A Diyarbakir, 75.000 personnes, selon la police, un million, selon les organisateurs, se sont rassemblées, sous la bannière du DTP, réponse sans équivoque à la vigoureuse campagne menée dans les régions kurdes par le Premier ministre Recep Tayyip Erdogan, membre du parti islamiste AKP qui, en distribuant machines à laver et réfrigérateurs, cherche à acheter des voix kurdes qui s'exprimeront le 29 mars à l'occasion des élections municipales.
Devant la foule enthousiaste, l'emblématique Osman Baydemir, maire métropolitain de Diyarbakir, a délivré un message "de paix de justice et de liberté" à l'adresse du monde entier, mais aussi un très significatif "biji Newroz" unitaire aux Kurdes de "Selahaddin (Irak), Erbil (Irak), de Kamisli (Syrie) et de Mahabad (Iran)(capitale de l'éphémère État kurde, la République de Mahabad, de 1946)", en réponse aux manœuvres du président turc, Abdullah Gül, en voyage officiel en Irak, cherchant à diviser les Kurdes, ultime arme pour vaincre la résistance au Kurdistan de Turquie.
Ahmet Türk, co-président du DTP, dénonçant la politique d'apartheid anti-kurde du gouvernement, a appelé à la raison et a demandé notamment la libération d'Abdullah ÖCalan.
Leyla Zana, ancienne députée, dont le prochain procès en appel doit se dérouler le 30 mars prochain (1),a répondu, quant à elle, au président de la République d'Irak, le kurde Celal Talabani, qui, sous la pression de son homologue turc, a demandé au PKK de déposer les armes : "Les kurdes n'ont pas choisi la guerre, bien au contraire : les premières victimes des combats, ce sont nous et nous en avons assez ! ", mais d'ajouter que le processus de paix passe par l'admission du PKK à la table des négociations: "les Kurdes disposent de trois grands partis kurdes, a-t-elle conclu : le Parti Démocratique kurde (le PDK de Barzani), l'Union patriotique du Kurdistan ( l'UPK de Talabani) et le Parti des Travailleurs du Kurdistan (le PKK d'Öcalan)".
Dans ce contexte de lutte politique, de bombardements meurtriers et de crise économique sans précédent en Turquie, les Kurdes ont marqué un point en réussissant, le 21 mars, leur démonstration ; reste à confirmation leur détermination le 29 mars à l'occasion des élections municipales qui fixeront le rapport de force.

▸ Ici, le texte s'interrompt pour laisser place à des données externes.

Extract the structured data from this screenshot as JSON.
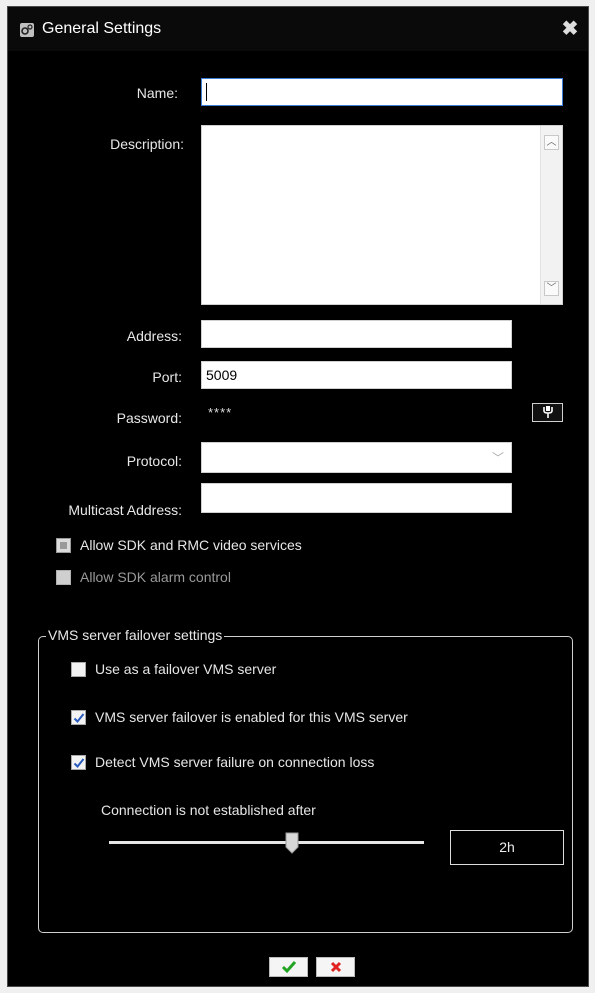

Le déroulement des opérations sera observé attentivement par de nombreux étrangers, journalistes et militants associatifs dont ceux des Amitiés kurdes de Bretagne qui ont dépêché sur place une délégation. Les Kurdes portent leur espoir dans le triomphe de la démocratie locale.
André Métayer
(1) Une pétition en sa faveur circule : clic sur (voir le site)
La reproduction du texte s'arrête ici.